A 301 redirect, or permanent redirect, sends both users and spiders who arrive on a duplicate page, directly to the original content page. These redirects can be used across subfolders, subdomains and entire domains as well.
<link rel=”canonical” href=”http://www.example.com/original-content.html” />
The rel=”canonical” attribute acts similarly to a 301 redirect, with a few key differences. The first being that while the 301 redirect points both spiders and humans to a different page, the canonical attribute is strictly for search engines. With this method, webmasters can still track visitors to unique URLs without incurring any penalty. The tag which can carry the canonical attribute is structured as follows.
The <link> tag would be placed in the <head> of the HTML document which needs to assign attribution to the page which the search engines should deem the original.
Webmasters can also exclude pages from search engines through the use of a noindex meta tag on specific pages.
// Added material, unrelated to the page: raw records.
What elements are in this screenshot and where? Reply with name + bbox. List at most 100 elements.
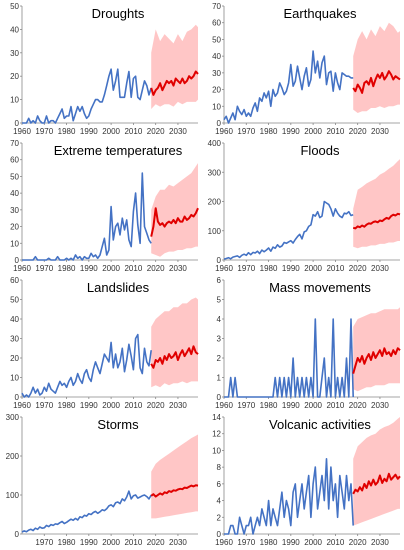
observed-line: [224, 457, 354, 535]
y-tick-label: 0: [15, 393, 20, 402]
y-tick-label: 10: [10, 374, 19, 383]
x-tick-label: 2020: [349, 127, 367, 136]
x-tick-label: 2030: [371, 127, 389, 136]
projection-band: [353, 307, 400, 392]
x-tick-label: 1990: [80, 401, 98, 410]
y-tick-label: 4: [217, 315, 222, 324]
x-tick-label: 1970: [35, 401, 53, 410]
chart-title: Landslides: [87, 280, 150, 295]
x-tick-label: 2010: [124, 127, 142, 136]
x-tick-label: 1970: [237, 538, 255, 547]
y-tick-label: 20: [212, 86, 221, 95]
x-tick-label: 1960: [215, 538, 233, 547]
y-tick-label: 50: [10, 172, 19, 181]
y-tick-label: 10: [10, 96, 19, 105]
y-tick-label: 40: [10, 315, 19, 324]
projected-line: [352, 472, 401, 495]
projection-band: [151, 163, 198, 257]
x-tick-label: 2000: [102, 127, 120, 136]
x-tick-label: 2030: [169, 401, 187, 410]
x-tick-label: 2030: [169, 538, 187, 547]
x-tick-label: 1990: [282, 401, 300, 410]
y-tick-label: 30: [10, 206, 19, 215]
x-tick-label: 1970: [35, 538, 53, 547]
x-tick-label: 2030: [169, 127, 187, 136]
observed-line: [22, 172, 152, 261]
x-tick-label: 1980: [58, 264, 76, 273]
x-tick-label: 1960: [13, 264, 31, 273]
y-tick-label: 3: [217, 335, 222, 344]
x-tick-label: 1980: [58, 127, 76, 136]
chart-panel: 0 10 20 30 40 50 60 70 1960 1970 1980 1990 2000 2010 2…: [0, 137, 202, 274]
x-tick-label: 1970: [35, 127, 53, 136]
chart-svg: 0 2 4 6 8 10 12 14 1960 1970 1980 1990 2000 2010 2020 2…: [212, 413, 401, 547]
chart-title: Extreme temperatures: [54, 143, 183, 158]
y-tick-label: 2: [217, 354, 222, 363]
x-tick-label: 2000: [304, 127, 322, 136]
y-tick-label: 10: [10, 239, 19, 248]
projection-band: [151, 297, 198, 388]
y-tick-label: 70: [10, 139, 19, 148]
y-tick-label: 70: [212, 2, 221, 11]
y-tick-label: 5: [217, 296, 222, 305]
projected-line: [352, 212, 401, 230]
y-tick-label: 4: [217, 497, 222, 506]
x-tick-label: 2010: [124, 401, 142, 410]
observed-line: [223, 200, 354, 260]
y-tick-label: 8: [217, 463, 222, 472]
projected-line: [352, 347, 401, 374]
x-tick-label: 1990: [80, 264, 98, 273]
chart-svg: 0 100 200 300 400 1960 1970 1980 1990 2000 2010 202…: [208, 139, 401, 273]
y-tick-label: 14: [212, 413, 221, 422]
y-tick-label: 0: [217, 119, 222, 128]
x-tick-label: 2020: [349, 264, 367, 273]
x-tick-label: 2000: [102, 538, 120, 547]
y-tick-label: 50: [212, 35, 221, 44]
x-tick-label: 2000: [102, 264, 120, 273]
observed-line: [21, 490, 152, 533]
y-tick-label: 60: [10, 276, 19, 285]
projection-band: [353, 22, 400, 114]
x-tick-label: 1990: [282, 127, 300, 136]
x-tick-label: 2010: [326, 127, 344, 136]
y-tick-label: 40: [10, 189, 19, 198]
projected-line: [150, 345, 199, 369]
y-tick-label: 6: [217, 276, 222, 285]
chart-panel: 0 1 2 3 4 5 6 1960 1970 1980 1990 2000 2010 2020 2030 M…: [202, 274, 404, 411]
x-tick-label: 2010: [326, 401, 344, 410]
x-tick-label: 1980: [58, 401, 76, 410]
x-tick-label: 2000: [102, 401, 120, 410]
y-tick-label: 12: [212, 430, 221, 439]
x-tick-label: 2020: [349, 401, 367, 410]
x-tick-label: 1990: [282, 538, 300, 547]
y-tick-label: 30: [10, 49, 19, 58]
projected-line: [352, 70, 401, 94]
y-tick-label: 6: [217, 480, 222, 489]
x-tick-label: 2020: [147, 538, 165, 547]
y-tick-label: 40: [212, 52, 221, 61]
chart-svg: 0 1 2 3 4 5 6 1960 1970 1980 1990 2000 2010 2020 2030 M…: [215, 276, 401, 410]
observed-line: [21, 333, 152, 398]
y-tick-label: 100: [6, 491, 20, 500]
x-tick-label: 1980: [260, 264, 278, 273]
x-tick-label: 2010: [326, 264, 344, 273]
x-tick-label: 1960: [215, 264, 233, 273]
y-tick-label: 20: [10, 72, 19, 81]
x-tick-label: 1980: [260, 127, 278, 136]
projection-band: [353, 417, 400, 526]
x-tick-label: 1960: [215, 401, 233, 410]
projection-band: [151, 434, 198, 519]
chart-title: Storms: [97, 417, 139, 432]
y-tick-label: 60: [10, 156, 19, 165]
chart-title: Floods: [300, 143, 340, 158]
x-tick-label: 2020: [147, 401, 165, 410]
y-tick-label: 50: [10, 2, 19, 11]
x-tick-label: 2020: [349, 538, 367, 547]
x-tick-label: 1970: [237, 264, 255, 273]
chart-panel: 0 100 200 300 400 1960 1970 1980 1990 2000 2010 202…: [202, 137, 404, 274]
x-tick-label: 1990: [80, 538, 98, 547]
y-tick-label: 200: [208, 198, 222, 207]
y-tick-label: 0: [217, 530, 222, 539]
Using the noindex meta tag, webmasters can ensure the content of that page will not be indexed and displayed in the search result pages.
- <meta name=”robots” content=”noindex” />
- <meta name=”robots” content=”noindex, nofollow” />
The final recommended method involves using a robots.txt file. Using robots.txt, webmasters can provide directives to search engine spiders to keep them from indexing certain parts of a website. The URL of these pages may still show up in some search engine indexes, but only if the URL of the page is search for specifically. Tip: While official search engine bots (spiders) will follow robots.txt protocol, malicious bots often ignore them entirely.
If placed within the robots.txt file the below directive would prohibit the bing spiders from crawling and indexing the ‘widgets’ directory. User-agent: bingbot Disallow: /widgets To learn more about the robots.txt file, please see our robots.txt Tutorial (going live soon!)
Thin content describes, both, pages which have very little content, or pages which may have a lot of content of little value. The latter is more accurate a description as there can be pages with very little content which are useful (i.e., if a topic only takes a few sentences to cover/describe, then it is not necessary to generate a encyclopedic volumes of content for it).
According to Matt Cutts, the head of Google’s web spam team, thin content contributes either very little or no new information to a given search. This problem is particularly common for e-commerce sites that may have hundreds or thousands of pages for different products with only minimal product details and information.
The best long-term solution to this problem is simply to create unique content for every web page which might contain duplicate or lackluster information. By supplementing repeated information with sections of unique text, like a thorough description, review, opinion, video, or brief editorial, webmasters can increase their website’s relevance to search engines.
The canonical can be used to help avoid creating duplicate content by specifying the original publication page of a piece of content. One specific use for the canonical tag would be on a page which lists products, and that has sorting functions which produce different URLs depending on how the products are being sorted. In this case, any variation in sorting from the default presentation can utilize a canonical tag to indicate that the the original URL is the only one that should be indexed.
The canonical tag on www.example.com/widgets.html&sort=price would look like this and be placed in the <head> of the document.
<link rel=”canonical” href=”http://www.example.com/widgets.html”>
For example, if a webpage is listing a variety of widgets, and has the URL www.example.com/widgets.html, and offers a sorting link (www.example.com/widgets.html&sort=price) to allow for the widgets to be sorted based on price, then it will become necessary to utilize the canonical tag on www.example.com/widgets.html&sort=price to indicate that the original content is housed at www.example.com/widgets.html, and that www.example.com/widgets.html&sort=price should not be indexed.